The state of North Dakota has sued the Biden government for suspending new state and waterway oil and gas leases, claiming that doing so has cost the state nearly $ 5 billion in lost revenue and more than half a billion barrels of oil in the ground will hold.
President Biden ordered the suspension days after he took office as part of his climate change agenda – but the move was blocked in federal court in June so states can proceed with new leases.
North Dakota joins 14 other states with Republican attorneys general who have filed lawsuits over the moratorium on new leases.
The Interior Ministry, the federal agency that oversees oil and gas leases, declined to comment.

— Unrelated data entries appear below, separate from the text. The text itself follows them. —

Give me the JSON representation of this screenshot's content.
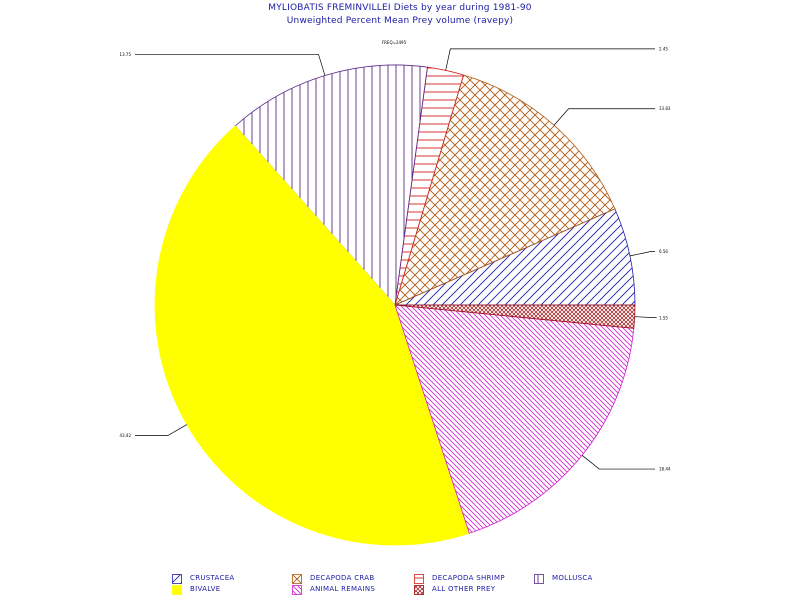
{
  "title": "MYLIOBATIS FREMINVILLEI Diets by year during 1981-90",
  "subtitle": "Unweighted Percent Mean Prey volume (ravepy)",
  "top_note": "FREQ=2495",
  "chart_data": {
    "type": "pie",
    "slices": [
      {
        "name": "MOLLUSCA",
        "value": 13.75,
        "label": "13.75",
        "color": "#5a2a8a",
        "pattern": "vertical"
      },
      {
        "name": "DECAPODA SHRIMP",
        "value": 2.45,
        "label": "2.45",
        "color": "#d42020",
        "pattern": "horizontal"
      },
      {
        "name": "DECAPODA CRAB",
        "value": 13.83,
        "label": "13.83",
        "color": "#b05a10",
        "pattern": "crosshatch"
      },
      {
        "name": "CRUSTACEA",
        "value": 6.56,
        "label": "6.56",
        "color": "#2020b0",
        "pattern": "diagonal-up"
      },
      {
        "name": "ALL OTHER PREY",
        "value": 1.55,
        "label": "1.55",
        "color": "#a01010",
        "pattern": "fine-crosshatch"
      },
      {
        "name": "ANIMAL REMAINS",
        "value": 18.44,
        "label": "18.44",
        "color": "#d020d0",
        "pattern": "diagonal-down"
      },
      {
        "name": "BIVALVE",
        "value": 43.42,
        "label": "43.42",
        "color": "#ffff00",
        "pattern": "solid"
      }
    ]
  },
  "legend": [
    {
      "label": "CRUSTACEA",
      "color": "#2020b0",
      "pattern": "diagonal-up"
    },
    {
      "label": "DECAPODA CRAB",
      "color": "#b05a10",
      "pattern": "crosshatch"
    },
    {
      "label": "DECAPODA SHRIMP",
      "color": "#d42020",
      "pattern": "horizontal"
    },
    {
      "label": "MOLLUSCA",
      "color": "#5a2a8a",
      "pattern": "vertical"
    },
    {
      "label": "BIVALVE",
      "color": "#ffff00",
      "pattern": "solid"
    },
    {
      "label": "ANIMAL REMAINS",
      "color": "#d020d0",
      "pattern": "diagonal-down"
    },
    {
      "label": "ALL OTHER PREY",
      "color": "#a01010",
      "pattern": "fine-crosshatch"
    }
  ]
}
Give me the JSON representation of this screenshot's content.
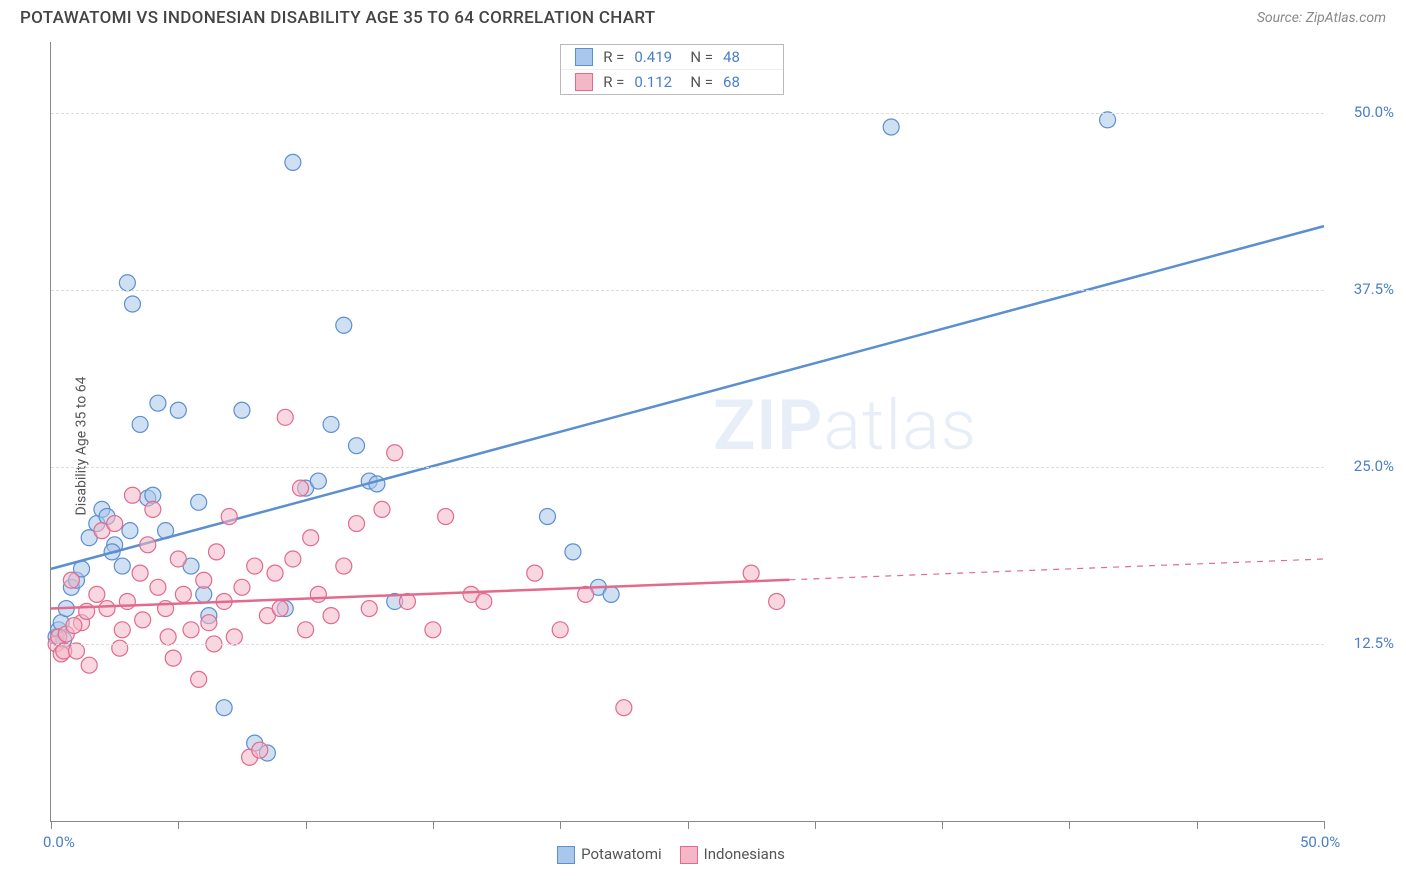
{
  "header": {
    "title": "POTAWATOMI VS INDONESIAN DISABILITY AGE 35 TO 64 CORRELATION CHART",
    "source_prefix": "Source: ",
    "source_name": "ZipAtlas.com"
  },
  "ylabel": "Disability Age 35 to 64",
  "watermark_a": "ZIP",
  "watermark_b": "atlas",
  "chart": {
    "type": "scatter",
    "xlim": [
      0,
      50
    ],
    "ylim": [
      0,
      55
    ],
    "x_ticks": [
      0,
      5,
      10,
      15,
      20,
      25,
      30,
      35,
      40,
      45,
      50
    ],
    "y_gridlines": [
      12.5,
      25.0,
      37.5,
      50.0
    ],
    "x_axis_labels": [
      {
        "v": 0,
        "t": "0.0%"
      },
      {
        "v": 50,
        "t": "50.0%"
      }
    ],
    "y_axis_labels": [
      {
        "v": 12.5,
        "t": "12.5%"
      },
      {
        "v": 25.0,
        "t": "25.0%"
      },
      {
        "v": 37.5,
        "t": "37.5%"
      },
      {
        "v": 50.0,
        "t": "50.0%"
      }
    ],
    "background_color": "#ffffff",
    "grid_color": "#dddddd",
    "marker_radius": 8,
    "marker_opacity": 0.55,
    "line_width": 2.5
  },
  "series": [
    {
      "key": "potawatomi",
      "label": "Potawatomi",
      "color_fill": "#a9c7ea",
      "color_stroke": "#5b8fd0",
      "r_value": "0.419",
      "n_value": "48",
      "trend": {
        "x1": 0,
        "y1": 17.8,
        "x2": 50,
        "y2": 42.0,
        "dash_from_x": null
      },
      "points": [
        [
          0.2,
          13.0
        ],
        [
          0.3,
          13.5
        ],
        [
          0.4,
          14.0
        ],
        [
          0.5,
          12.8
        ],
        [
          0.6,
          15.0
        ],
        [
          0.8,
          16.5
        ],
        [
          1.0,
          17.0
        ],
        [
          1.2,
          17.8
        ],
        [
          1.5,
          20.0
        ],
        [
          1.8,
          21.0
        ],
        [
          2.0,
          22.0
        ],
        [
          2.2,
          21.5
        ],
        [
          2.5,
          19.5
        ],
        [
          2.8,
          18.0
        ],
        [
          3.0,
          38.0
        ],
        [
          3.2,
          36.5
        ],
        [
          3.5,
          28.0
        ],
        [
          3.8,
          22.8
        ],
        [
          4.0,
          23.0
        ],
        [
          4.2,
          29.5
        ],
        [
          4.5,
          20.5
        ],
        [
          5.0,
          29.0
        ],
        [
          5.5,
          18.0
        ],
        [
          5.8,
          22.5
        ],
        [
          6.0,
          16.0
        ],
        [
          6.2,
          14.5
        ],
        [
          6.8,
          8.0
        ],
        [
          7.5,
          29.0
        ],
        [
          8.0,
          5.5
        ],
        [
          8.5,
          4.8
        ],
        [
          9.2,
          15.0
        ],
        [
          9.5,
          46.5
        ],
        [
          10.0,
          23.5
        ],
        [
          10.5,
          24.0
        ],
        [
          11.0,
          28.0
        ],
        [
          11.5,
          35.0
        ],
        [
          12.0,
          26.5
        ],
        [
          12.5,
          24.0
        ],
        [
          12.8,
          23.8
        ],
        [
          13.5,
          15.5
        ],
        [
          19.5,
          21.5
        ],
        [
          20.5,
          19.0
        ],
        [
          21.5,
          16.5
        ],
        [
          22.0,
          16.0
        ],
        [
          33.0,
          49.0
        ],
        [
          41.5,
          49.5
        ],
        [
          2.4,
          19.0
        ],
        [
          3.1,
          20.5
        ]
      ]
    },
    {
      "key": "indonesians",
      "label": "Indonesians",
      "color_fill": "#f4b7c7",
      "color_stroke": "#e26a8d",
      "r_value": "0.112",
      "n_value": "68",
      "trend": {
        "x1": 0,
        "y1": 15.0,
        "x2": 50,
        "y2": 18.5,
        "dash_from_x": 29
      },
      "points": [
        [
          0.2,
          12.5
        ],
        [
          0.3,
          13.0
        ],
        [
          0.4,
          11.8
        ],
        [
          0.5,
          12.0
        ],
        [
          0.6,
          13.2
        ],
        [
          0.8,
          17.0
        ],
        [
          1.0,
          12.0
        ],
        [
          1.2,
          14.0
        ],
        [
          1.5,
          11.0
        ],
        [
          1.8,
          16.0
        ],
        [
          2.0,
          20.5
        ],
        [
          2.2,
          15.0
        ],
        [
          2.5,
          21.0
        ],
        [
          2.8,
          13.5
        ],
        [
          3.0,
          15.5
        ],
        [
          3.2,
          23.0
        ],
        [
          3.5,
          17.5
        ],
        [
          3.8,
          19.5
        ],
        [
          4.0,
          22.0
        ],
        [
          4.2,
          16.5
        ],
        [
          4.5,
          15.0
        ],
        [
          4.8,
          11.5
        ],
        [
          5.0,
          18.5
        ],
        [
          5.2,
          16.0
        ],
        [
          5.5,
          13.5
        ],
        [
          5.8,
          10.0
        ],
        [
          6.0,
          17.0
        ],
        [
          6.2,
          14.0
        ],
        [
          6.5,
          19.0
        ],
        [
          6.8,
          15.5
        ],
        [
          7.0,
          21.5
        ],
        [
          7.2,
          13.0
        ],
        [
          7.5,
          16.5
        ],
        [
          7.8,
          4.5
        ],
        [
          8.0,
          18.0
        ],
        [
          8.2,
          5.0
        ],
        [
          8.5,
          14.5
        ],
        [
          8.8,
          17.5
        ],
        [
          9.0,
          15.0
        ],
        [
          9.2,
          28.5
        ],
        [
          9.5,
          18.5
        ],
        [
          9.8,
          23.5
        ],
        [
          10.0,
          13.5
        ],
        [
          10.2,
          20.0
        ],
        [
          10.5,
          16.0
        ],
        [
          11.0,
          14.5
        ],
        [
          11.5,
          18.0
        ],
        [
          12.0,
          21.0
        ],
        [
          12.5,
          15.0
        ],
        [
          13.0,
          22.0
        ],
        [
          13.5,
          26.0
        ],
        [
          14.0,
          15.5
        ],
        [
          15.0,
          13.5
        ],
        [
          15.5,
          21.5
        ],
        [
          16.5,
          16.0
        ],
        [
          17.0,
          15.5
        ],
        [
          19.0,
          17.5
        ],
        [
          20.0,
          13.5
        ],
        [
          21.0,
          16.0
        ],
        [
          22.5,
          8.0
        ],
        [
          27.5,
          17.5
        ],
        [
          28.5,
          15.5
        ],
        [
          0.9,
          13.8
        ],
        [
          1.4,
          14.8
        ],
        [
          2.7,
          12.2
        ],
        [
          3.6,
          14.2
        ],
        [
          4.6,
          13.0
        ],
        [
          6.4,
          12.5
        ]
      ]
    }
  ],
  "legend_labels": {
    "R": "R =",
    "N": "N ="
  }
}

In the lawsuit filed Wednesday in the US District Court for the North Dakota County, the state called the moratorium illegal and said the Home Office had exceeded its powers to suspend the sale of leases.
It also alleged that the suspension of two North Dakota leases, originally scheduled for March and June, has already cost the state tens of millions in lost revenue.
North Dakota is the second largest producer of oil and gas in the United States, and more than half of the state government’s revenue comes from oil and gas taxes.
“This significant damage to North Dakota will increase rapidly,” the lawsuit said, as the “illegal federal government moratorium may continue”.
If the moratorium continues next year, the lawsuit said, leases on nearly 150,000 acres of North Dakota would be blocked, preventing the construction of more than 1,000 oil and gas wells and the production of 555 million barrels of oil. The estimated total loss of revenue is $ 4.77 billion.
“I took these steps to protect the North Dakota economy, the jobs of our hardworking citizens, and North Dakota’s right to control its own natural resources,” said Wayne Stenehjem, the North Dakota attorney general, in a Explanation.